Israelis struggle to interpret Sharon's 'concessions'

In an interview published Sunday, Sharon discussed removing settlements.

Israel's favorite pastime this Passover is Sharon-ology.

Stated simply, it is the science of discerning what Prime Minister Ariel Sharon, the veteran architect of the Israeli settlement drive in the occupied territories, means by being ready to make "very painful concessions" for peace.

The riddle, which began when Mr. Sharon coined the phrase during his election campaign two years ago, intensified this week.

Sharon told Ha'aretz in an interview published Sunday that the US victory in the Gulf opens a chance for "a new fabric of relations" with Arab countries.

He came closer than ever before to saying he would uproot West Bank settlements in exchange for genuine peace. Referring to the West Bank as the "cradle of the Jewish nation," Sharon said: "Our entire history is bound up with these places: Bethlehem, Shiloh, and Beit El. And I know that we will have to part with some of these places."

The old voice of Sharon also reverberated. He flatly rebuffed discussing a freeze on the building of settlements until the "last stage" of peace talks.

This contravenes the approach of the Middle East peacemaking quartet, the United States, the European Union, Russia and the United Nations, which view a freeze as helping to catalyze the process.

Sharon's stance - and Israeli policies in the West Bank and Gaza Strip - will help spell success or failure for the quartet as it seeks to calm the Middle East arena after two and a half years of bitter confrontation, analysts say.

"Sharon has the key," says Khalil Shikaki, director of the Palestinian Center for Policy and Survey Research in Ramallah.

The quartet completed a "road map" for peace in December, but its publication was repeatedly delayed by Washington, at Sharon's request. Its goal is the establishment by 2005 of a Palestinian state at peace with a secure Israel. Sharon's aides are now visiting Washington with a list of 15 reservations about the road map.

Mr. Shikaki predicts that the prime minister designate, Mahmoud Abbas - known by his nom de guerre, Abu Mazen - will name his cabinet within days.
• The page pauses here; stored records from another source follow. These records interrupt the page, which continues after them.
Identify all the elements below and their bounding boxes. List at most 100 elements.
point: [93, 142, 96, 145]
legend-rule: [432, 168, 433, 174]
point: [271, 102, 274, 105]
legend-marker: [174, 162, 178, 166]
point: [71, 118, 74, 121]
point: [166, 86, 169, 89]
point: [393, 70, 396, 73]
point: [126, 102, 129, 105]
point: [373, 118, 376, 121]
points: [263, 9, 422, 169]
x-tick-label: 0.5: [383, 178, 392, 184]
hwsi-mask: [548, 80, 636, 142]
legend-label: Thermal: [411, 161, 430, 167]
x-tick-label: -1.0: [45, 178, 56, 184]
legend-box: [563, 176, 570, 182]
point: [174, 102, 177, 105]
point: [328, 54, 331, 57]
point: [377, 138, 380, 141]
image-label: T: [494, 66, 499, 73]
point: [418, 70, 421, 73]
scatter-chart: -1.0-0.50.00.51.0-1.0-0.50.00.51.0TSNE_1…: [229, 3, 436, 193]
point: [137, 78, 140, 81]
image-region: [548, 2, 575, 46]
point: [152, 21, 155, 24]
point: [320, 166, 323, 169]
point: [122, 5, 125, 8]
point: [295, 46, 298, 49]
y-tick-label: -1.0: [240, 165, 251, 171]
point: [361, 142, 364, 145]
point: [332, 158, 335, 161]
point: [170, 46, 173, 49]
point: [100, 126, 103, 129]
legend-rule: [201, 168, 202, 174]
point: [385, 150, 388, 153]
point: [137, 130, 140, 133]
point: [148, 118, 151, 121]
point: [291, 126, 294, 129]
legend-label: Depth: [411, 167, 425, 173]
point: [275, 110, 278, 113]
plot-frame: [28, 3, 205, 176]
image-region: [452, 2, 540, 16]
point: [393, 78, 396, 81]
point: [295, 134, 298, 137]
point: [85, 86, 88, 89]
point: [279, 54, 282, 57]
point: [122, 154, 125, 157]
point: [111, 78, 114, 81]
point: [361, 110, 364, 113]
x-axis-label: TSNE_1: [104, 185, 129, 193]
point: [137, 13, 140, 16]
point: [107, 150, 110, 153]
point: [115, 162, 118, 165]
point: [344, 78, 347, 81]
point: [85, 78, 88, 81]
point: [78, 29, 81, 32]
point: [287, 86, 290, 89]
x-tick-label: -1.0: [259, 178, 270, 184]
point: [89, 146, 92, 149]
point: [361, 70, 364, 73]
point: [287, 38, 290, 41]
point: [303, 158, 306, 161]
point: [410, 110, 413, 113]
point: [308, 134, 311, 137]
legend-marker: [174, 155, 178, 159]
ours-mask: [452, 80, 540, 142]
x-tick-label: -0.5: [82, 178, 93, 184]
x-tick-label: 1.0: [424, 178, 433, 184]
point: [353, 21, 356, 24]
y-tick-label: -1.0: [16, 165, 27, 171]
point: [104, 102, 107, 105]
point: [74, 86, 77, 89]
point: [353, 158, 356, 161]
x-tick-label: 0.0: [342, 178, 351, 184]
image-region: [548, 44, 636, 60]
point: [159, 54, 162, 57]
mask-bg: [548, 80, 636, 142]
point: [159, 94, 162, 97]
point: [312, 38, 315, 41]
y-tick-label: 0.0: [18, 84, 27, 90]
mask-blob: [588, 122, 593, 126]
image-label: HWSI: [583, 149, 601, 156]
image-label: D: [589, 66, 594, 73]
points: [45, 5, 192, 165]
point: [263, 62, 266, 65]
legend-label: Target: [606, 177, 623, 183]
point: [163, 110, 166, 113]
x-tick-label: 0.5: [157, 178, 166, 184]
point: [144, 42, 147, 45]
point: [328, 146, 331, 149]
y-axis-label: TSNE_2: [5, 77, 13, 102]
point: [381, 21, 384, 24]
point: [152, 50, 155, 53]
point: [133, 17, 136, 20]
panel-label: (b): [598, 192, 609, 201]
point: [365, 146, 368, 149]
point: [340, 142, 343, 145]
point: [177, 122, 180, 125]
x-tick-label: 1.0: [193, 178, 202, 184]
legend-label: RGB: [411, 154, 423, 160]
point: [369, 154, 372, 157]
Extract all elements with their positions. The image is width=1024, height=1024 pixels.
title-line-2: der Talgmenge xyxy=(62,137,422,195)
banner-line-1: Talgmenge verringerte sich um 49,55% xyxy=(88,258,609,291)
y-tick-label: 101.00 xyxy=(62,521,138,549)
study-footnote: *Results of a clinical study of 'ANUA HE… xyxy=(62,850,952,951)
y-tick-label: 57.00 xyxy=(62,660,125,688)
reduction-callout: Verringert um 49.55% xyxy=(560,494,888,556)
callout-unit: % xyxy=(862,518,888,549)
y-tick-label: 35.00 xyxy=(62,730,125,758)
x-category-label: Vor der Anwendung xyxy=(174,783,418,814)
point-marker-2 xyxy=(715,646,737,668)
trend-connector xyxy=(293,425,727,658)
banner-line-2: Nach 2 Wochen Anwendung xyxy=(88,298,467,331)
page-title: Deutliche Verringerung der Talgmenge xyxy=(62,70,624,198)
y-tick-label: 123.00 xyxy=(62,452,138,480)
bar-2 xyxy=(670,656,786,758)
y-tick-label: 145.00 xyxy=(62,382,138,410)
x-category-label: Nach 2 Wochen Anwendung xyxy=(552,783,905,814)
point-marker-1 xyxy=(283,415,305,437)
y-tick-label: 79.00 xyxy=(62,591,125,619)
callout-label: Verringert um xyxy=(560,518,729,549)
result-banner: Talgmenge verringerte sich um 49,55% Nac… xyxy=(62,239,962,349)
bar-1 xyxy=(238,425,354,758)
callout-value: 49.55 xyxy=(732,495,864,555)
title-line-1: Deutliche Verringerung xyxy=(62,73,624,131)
This would meet a quartet demand that a prime minister acquire powers from Yasser Arafat, who remains as head of the Palestinian Authority.

But unless Israeli army actions in the West Bank and Gaza Strip are moderated, Mr. Abbas will be unable to crack down on Palestinian armed groups, Shikaki says. "Abu Mazen will not be able to arrest and prevent attacks while Israel does what it is doing now: incursion and occupation," he said.

During the period April 3-9, Israeli military operations, including an incursion in the Gaza Strip and an F-16 air strike, killed 18 people including many civilians. During the period of April 1-13, one Israeli civilian and two security personnel were killed in the Occupied Territories.

But Ephraim Inbar, head of the Besa Center for Strategic Studies at Bar Ilan University, argues that the onus is on the Palestinians. "Sharon has no intention of giving up demands for the Palestinians to deliver in countering terrorism," he says. "Without this, there will be no deal because the Israeli public will not accept concessions."

Mr. Inbar says that Sharon's remarks are a signal to the United States and to the Israeli public that he "means business."

"He has made it clear that he does not want the army to stay in the Palestinian cities and this is what the public wants," he said. But Sharon has not abandoned his hope of avoiding negotiations on the final status of issues, such as the right of Palestinian refugees to return and the administration of Jerusalem, that were to be broached according to the now defunct Oslo agreement.

"I think he still wants to go for an interim agreement," Inbar says. "He understands the differences are too large for a final agreement. He may be willing to sacrifice a settlement or two for an interim agreement."

Danny Yatom, a member of Knesset from the opposition Labor party, said that taking down one settlement would not be enough to prove Mr. Sharon is dedicated to pursuing a genuine peace process. "Meanwhile, we are talking about statements only. They remain too general. From our perspective, until we know Sharon's policy has changed and he is talking about concessions to reach peace, we will not join in a unity government."